Department of Pathology, Peking Union Medical College Hospital, Chinese Academy of Medical Science, 1 Shuai Fu Yuan Hu Tong, Beijing, 100730, People's Republic of China.
Department of Hematology, Peking Union Medical College Hospital, Chinese Academy of Medical Science, Beijing, People's Republic of China.
Virchows Arch. 2018 Jul;473(1):95-103. doi: 10.1007/s00428-018-2378-1. Epub 2018 May 25.
Primary adrenal lymphoma is a rare entity that, in most cases, is derived from B cells. The most commonly seen primary adrenal lymphoma is diffuse large B cell lymphoma (DLBCL). To better understand the clinicopathological and molecular features of these tumors, we studied 14 Chinese patients with DLBCL who initially presented with an adrenal tumor. The clinicopathological features of the 14 primary adrenal DLBCL cases were retrospectively reviewed using immunohistochemistry, immunoglobulin gene rearrangement analysis, evaluation of Epstein-Barr virus status, and fluorescence in situ hybridization. Patient age ranged from 43 to 69 years, with a mean age of 58 years. The patients most commonly presented with abdominal pain and adrenal mass. Ten patients exhibited bilateral adrenal masses, and four had unilateral adrenal masses (three left, one right).
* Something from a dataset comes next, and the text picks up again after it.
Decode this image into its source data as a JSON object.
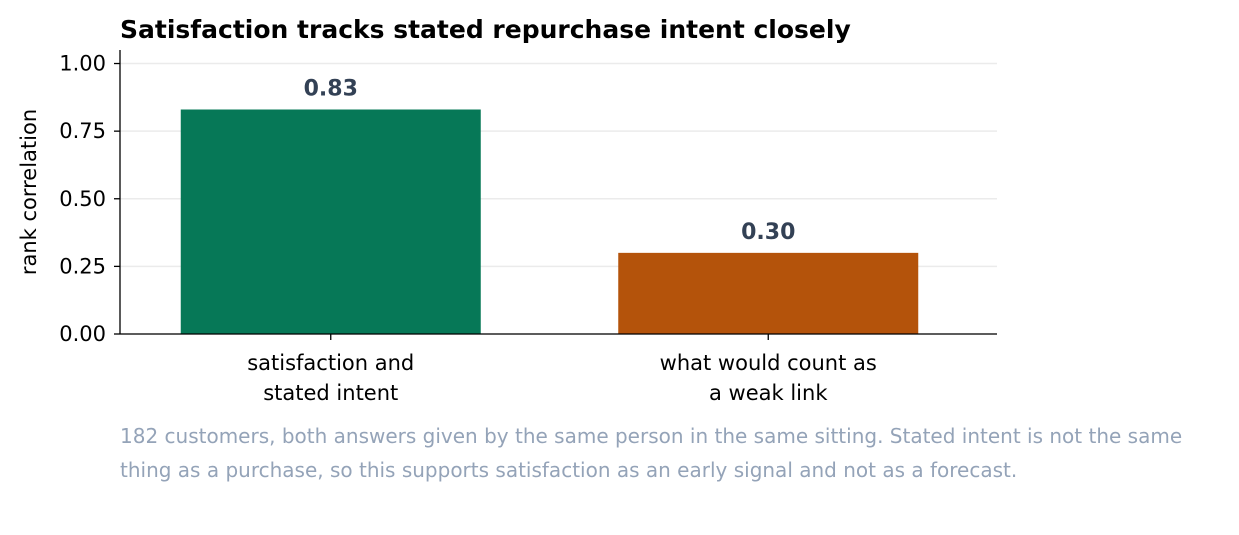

Thirteen of 14 DLBCLs were DLBCL not otherwise specified, and one was an intravascular large B cell lymphoma. According to the algorithm of Hans et al. (Blood 103:275-282, 2004), 13 and 1 cases were classified as the non-germinal center B-cell-like subtype and the germinal center B-cell-like subtype, respectively. The Ki-67 index ranged from 35 to 80%. Epstein-Barr virus-encoded RNA was detected by in situ hybridization in 6 of the 12 available cases. Two patients showed BCL-6 rearrangements. The follow-up period ranged from 1 to 87 months. During the follow-up period, four patients died of the disease, five were alive with the disease, four were alive without disease, and one was lost during the follow-up period. In summary, most primary adrenal lymphomas are non-germinal-center B-cell-like subtype DLBCLs, which have high proliferative activity and a poor prognosis.
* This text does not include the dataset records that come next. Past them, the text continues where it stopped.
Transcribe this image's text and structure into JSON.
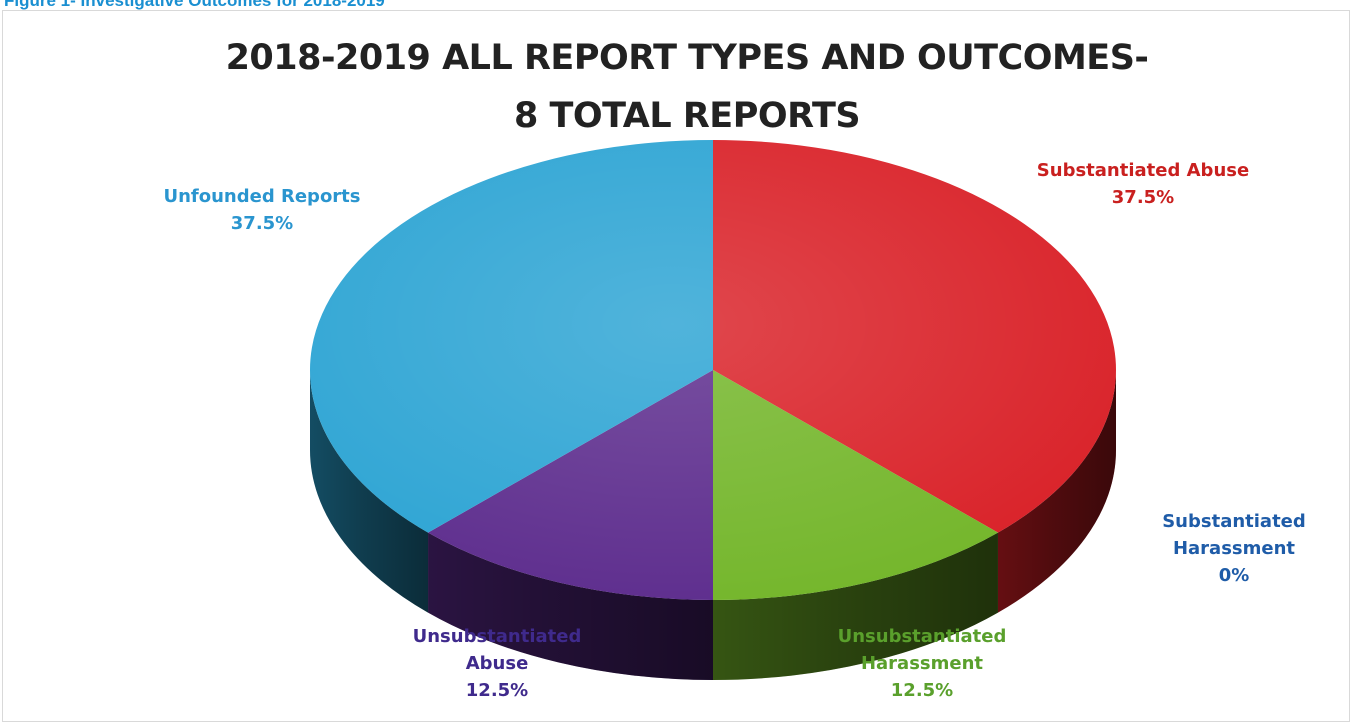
{
  "figure_caption": "Figure 1- Investigative Outcomes for 2018-2019",
  "chart_data": {
    "type": "pie",
    "title": "2018-2019 ALL REPORT TYPES AND OUTCOMES-",
    "subtitle": "8 TOTAL REPORTS",
    "slices": [
      {
        "label_lines": [
          "Substantiated Abuse"
        ],
        "value_text": "37.5%",
        "value": 37.5,
        "color": "#d91f26",
        "label_color": "#c9201f"
      },
      {
        "label_lines": [
          "Unsubstantiated",
          "Harassment"
        ],
        "value_text": "12.5%",
        "value": 12.5,
        "color": "#72b528",
        "label_color": "#5aa02c"
      },
      {
        "label_lines": [
          "Unsubstantiated",
          "Abuse"
        ],
        "value_text": "12.5%",
        "value": 12.5,
        "color": "#5b2a8c",
        "label_color": "#3f2a8c"
      },
      {
        "label_lines": [
          "Unfounded Reports"
        ],
        "value_text": "37.5%",
        "value": 37.5,
        "color": "#2aa3d3",
        "label_color": "#2a95cf"
      },
      {
        "label_lines": [
          "Substantiated",
          "Harassment"
        ],
        "value_text": "0%",
        "value": 0,
        "color": "#1f5ca8",
        "label_color": "#1f5ca8"
      }
    ]
  }
}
原发性肾上腺淋巴瘤是一种罕见的疾病,大多数情况下来源于 B 细胞。最常见的原发性肾上腺淋巴瘤是弥漫性大 B 细胞淋巴瘤(DLBCL)。为了更好地了解这些肿瘤的临床病理和分子特征,我们研究了 14 例最初表现为肾上腺肿瘤的中国 DLBCL 患者。通过免疫组织化学、免疫球蛋白基因重排分析、评估 EBV 状态和荧光原位杂交,回顾性分析了 14 例原发性肾上腺 DLBCL 病例的临床病理特征。患者年龄 43-69 岁,平均年龄 58 岁。患者最常见的表现为腹痛和肾上腺肿块。10 例患者表现为双侧肾上腺肿块,4 例为单侧肾上腺肿块(3 例左侧,1 例右侧)。14 例 DLBCL 中有 13 例为非特指性弥漫大 B 细胞淋巴瘤,1 例为血管内大 B 细胞淋巴瘤。根据 Hans 等人的算法(Blood 103:275-282, 2004),13 例和 1 例分别归类为非生发中心 B 细胞样亚型和生发中心 B 细胞样亚型。Ki-67 指数为 35-80%。12 例可检测到的病例中,6 例通过原位杂交检测到 EBV 编码 RNA。2 例患者显示 BCL-6 重排。随访时间为 1-87 个月。随访期间,4 例患者死亡,5 例患者带瘤生存,4 例患者无瘤生存,1 例患者在随访期间失访。总之,大多数原发性肾上腺淋巴瘤是非生发中心 B 细胞样亚型的 DLBCL,具有高增殖活性和不良预后。